Erase to Improve: Erasable Reinforcement Learning for Search-Augmented LLMs
This addresses the reliability issue in complex reasoning for users of search-augmented LLMs, representing a novel paradigm shift rather than an incremental improvement.
The paper tackled the problem of unreliable multi-hop reasoning in search-augmented large language models by proposing Erasable Reinforcement Learning (ERL), which identifies and corrects faulty reasoning steps, resulting in substantial improvements such as +8.48% EM and +11.56% F1 for a 3B model over previous state-of-the-art.

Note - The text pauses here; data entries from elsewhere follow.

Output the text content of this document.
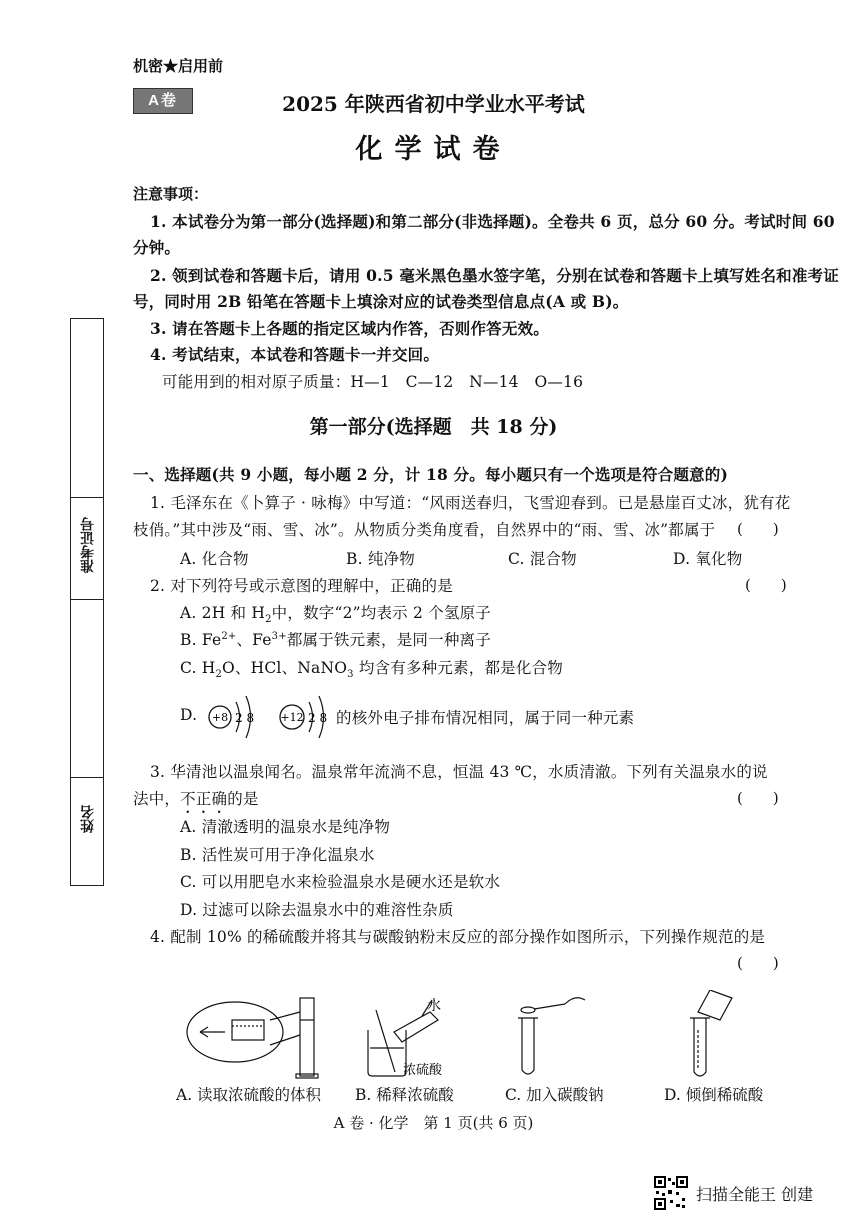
机密★启用前
A卷	2025 年陕西省初中学业水平考试
化学试卷
注意事项：
1. 本试卷分为第一部分(选择题)和第二部分(非选择题)。全卷共 6 页，总分 60 分。考试时间 60
分钟。
2. 领到试卷和答题卡后，请用 0.5 毫米黑色墨水签字笔，分别在试卷和答题卡上填写姓名和准考证
号，同时用 2B 铅笔在答题卡上填涂对应的试卷类型信息点(A 或 B)。
3. 请在答题卡上各题的指定区域内作答，否则作答无效。
4. 考试结束，本试卷和答题卡一并交回。
可能用到的相对原子质量：H—1　C—12　N—14　O—16
准考证号
姓名
第一部分(选择题　共 18 分)
一、选择题(共 9 小题，每小题 2 分，计 18 分。每小题只有一个选项是符合题意的)
1. 毛泽东在《卜算子 · 咏梅》中写道：“风雨送春归，飞雪迎春到。已是悬崖百丈冰，犹有花
枝俏。”其中涉及“雨、雪、冰”。从物质分类角度看，自然界中的“雨、雪、冰”都属于 (　　)
A. 化合物	B. 纯净物	C. 混合物	D. 氧化物
2. 对下列符号或示意图的理解中，正确的是	(　　)
A. 2H 和 $H_2$中，数字“2”均表示 2 个氢原子
B. $Fe^{2+}$、$Fe^{3+}$都属于铁元素，是同一种离子
C. $H_2O$、HCl、NaNO$_3$ 均含有多种元素，都是化合物
D. +8 2 8 +12 2 8 的核外电子排布情况相同，属于同一种元素
3. 华清池以温泉闻名。温泉常年流淌不息，恒温 43 ℃，水质清澈。下列有关温泉水的说
法中，不正确的是	(　　)
A. 清澈透明的温泉水是纯净物
B. 活性炭可用于净化温泉水
C. 可以用肥皂水来检验温泉水是硬水还是软水
D. 过滤可以除去温泉水中的难溶性杂质
4. 配制 10% 的稀硫酸并将其与碳酸钠粉末反应的部分操作如图所示，下列操作规范的是
(　　)
水
浓硫酸
A. 读取浓硫酸的体积 B. 稀释浓硫酸	C. 加入碳酸钠	D. 倾倒稀硫酸
A 卷 · 化学　第 1 页(共 6 页)
扫描全能王 创建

While search-augmented large language models (LLMs) exhibit impressive capabilities, their reliability in complex multi-hop reasoning remains limited. This limitation arises from three fundamental challenges: decomposition errors, where tasks are incorrectly broken down; retrieval missing, where key evidence fails to be retrieved; and reasoning errors, where flawed logic propagates through the reasoning chain. A single failure in any of these stages can derail the final answer. We propose Erasable Reinforcement Learning (ERL), a novel framework that transforms fragile reasoning into a robust process. ERL explicitly identifies faulty steps, erases them, and regenerates reasoning in place, preventing defective logic from propagating through the reasoning chain. This targeted correction mechanism turns brittle reasoning into a more resilient process. Models trained with ERL, termed ESearch, achieve substantial improvements on HotpotQA, MuSiQue, 2Wiki, and Bamboogle, with the 3B model achieving +8.48% EM and +11.56% F1, and the 7B model achieving +5.38% EM and +7.22% F1 over previous state-of-the-art(SOTA) results. These findings suggest that erasable reinforcement learning provides a powerful paradigm shift for robust multi-step reasoning in LLMs.